5. De kantonrechter is van oordeel dat het verweer faalt. Weliswaar heeft Rochdale gelijk dat de VvE in de onderhavige procedure niet als verzoeker kan optreden nu van een daartoe strekkend besluit niet wordt gerept, maar dat neemt niet weg dat verzoekers 1 tot en met 10 geen redelijk belang kan worden ontzegd. Verder valt niet in te zien waarom een verzoek op de voet van artikel 5:130 jo. 2:15 BW in een geval als dit niet zou kunnen zijn gericht tegen een appartementseigenaar met een meerderheid in de vergadering van eigenaars. Alle belanghebbenden zijn immers in deze procedure betrokken. Rochdale heeft feitelijke de zeggenschap binnen de VvE en maakt gebruik van haar meerderheid in de vergadering van eigenaars om besluiten tegen te houden die zij niet in haar belang acht als splitsende partij en verkoper van de appartementen. Daarmee misbruikt zij haar meerderheidspositie en dat is in strijd met de redelijkheid en billijkheid die de verhouding tussen de appartementseigenaren beheerst. Rochdale behartigt aldus immers alleen het eigen belang om niet door de VvE te kunnen worden aangesproken op de staat waarin zij het gebouw bij de splitsing heeft opgeleverd, terwijl de vraag welk deel van de te maken onderhoudskosten voor rekening van de VvE komt, dan wel nog voor rekening van Rochdale kan worden gebracht, wel degelijk de gehele VvE aangaat. Het valt anderzijds niet vol te houden dat verzoekers 1 tot en met 10 alleen een individueel belang nastreven. De klachten waar het in de bodemprocedure om gaat hebben immers betrekking op het gehele gebouw en niet slechts de afzonderlijke appartementen, zoals dat ook het geval was inzake de schimmelkwestie waarvoor Rochdale de kosten (gemoeid met de oplossing van dat probleem) uiteindelijk wel voor haar rekening heeft genomen. Het is dan ook niet redelijk te achten dat verzoekers 1 tot en met 10 de al gemaakte advocaatkosten in het kader van de schimmelproblematiek zelfstandig moeten (blijven) dragen. Deze kosten zijn immers wel degelijk gemaakt ten behoeve van de gehele VvE. Met haar meerderheidsstem voorkomt Rochdale ook dat zij (via de VvE) bijdraagt in de kosten van de bodemprocedure, hetgeen ten opzichte van de mede-eigenaren evenmin redelijk is te achten, maar als misbruik van machtspositie moet worden aangemerkt. Daar komt bij dat deelname van de VvE aan de bodemprocedure inhoudelijk kan bijdragen.
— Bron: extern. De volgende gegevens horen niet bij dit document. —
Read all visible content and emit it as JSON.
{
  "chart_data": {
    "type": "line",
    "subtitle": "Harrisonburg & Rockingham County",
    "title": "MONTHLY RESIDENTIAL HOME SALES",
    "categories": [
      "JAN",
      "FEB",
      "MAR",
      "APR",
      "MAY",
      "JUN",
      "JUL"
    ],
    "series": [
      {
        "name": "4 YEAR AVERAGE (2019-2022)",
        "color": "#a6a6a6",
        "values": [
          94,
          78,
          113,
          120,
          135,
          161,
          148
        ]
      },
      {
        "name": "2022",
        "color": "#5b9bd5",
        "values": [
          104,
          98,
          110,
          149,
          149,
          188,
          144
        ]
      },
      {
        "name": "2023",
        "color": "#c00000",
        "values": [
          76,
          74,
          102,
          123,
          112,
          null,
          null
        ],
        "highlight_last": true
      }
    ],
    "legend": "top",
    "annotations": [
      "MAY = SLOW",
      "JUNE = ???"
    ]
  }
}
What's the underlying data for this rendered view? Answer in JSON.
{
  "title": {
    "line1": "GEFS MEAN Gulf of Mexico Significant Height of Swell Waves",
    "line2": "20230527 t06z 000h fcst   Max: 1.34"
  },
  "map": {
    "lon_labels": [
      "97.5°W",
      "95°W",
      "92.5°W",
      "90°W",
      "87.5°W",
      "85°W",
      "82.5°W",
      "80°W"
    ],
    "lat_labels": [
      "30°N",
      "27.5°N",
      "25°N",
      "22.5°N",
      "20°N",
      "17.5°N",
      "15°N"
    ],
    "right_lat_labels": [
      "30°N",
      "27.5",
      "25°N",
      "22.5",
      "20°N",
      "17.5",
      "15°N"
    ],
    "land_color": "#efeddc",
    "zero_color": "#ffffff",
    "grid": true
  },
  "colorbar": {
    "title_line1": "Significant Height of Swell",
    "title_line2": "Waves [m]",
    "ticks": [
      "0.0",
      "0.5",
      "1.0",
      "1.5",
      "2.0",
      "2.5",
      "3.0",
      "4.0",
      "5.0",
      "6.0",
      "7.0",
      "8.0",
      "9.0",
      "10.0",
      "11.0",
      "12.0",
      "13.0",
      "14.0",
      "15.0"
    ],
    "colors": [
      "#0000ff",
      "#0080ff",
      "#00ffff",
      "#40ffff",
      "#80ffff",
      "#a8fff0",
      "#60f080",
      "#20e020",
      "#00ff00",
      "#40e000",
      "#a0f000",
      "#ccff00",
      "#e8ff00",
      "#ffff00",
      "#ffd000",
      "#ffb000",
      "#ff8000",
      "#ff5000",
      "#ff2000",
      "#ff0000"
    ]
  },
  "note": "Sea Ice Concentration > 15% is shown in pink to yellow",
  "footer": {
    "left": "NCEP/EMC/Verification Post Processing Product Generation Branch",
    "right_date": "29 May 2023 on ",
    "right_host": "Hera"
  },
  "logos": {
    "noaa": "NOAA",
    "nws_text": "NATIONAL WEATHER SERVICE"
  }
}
6. Anders dan Rochdale betoogt, is interventie (voeging of tussenkomst) door de VvE in de bodemprocedure ook na de conclusie van antwoord mogelijk (artikel 218 Rv). Ten slotte is de kantonrechter van oordeel dat de gevraagde machtiging om de door verzoekers 1 tot en met 10 gemaakte advocaat- en proceskosten voor rekening van de VvE te brengen niet buiten het bereik van artikel 5:120 BW valt. Het begrip ‘handeling’ in de zin van lid 1 van die bepaling omvat immers ook rechtshandelingen.
7. De slotsom is dat de verzoeken worden toegewezen als na te melden. Rochdale wordt als de overwegend in het ongelijk gestelde partij met de proceskosten belast.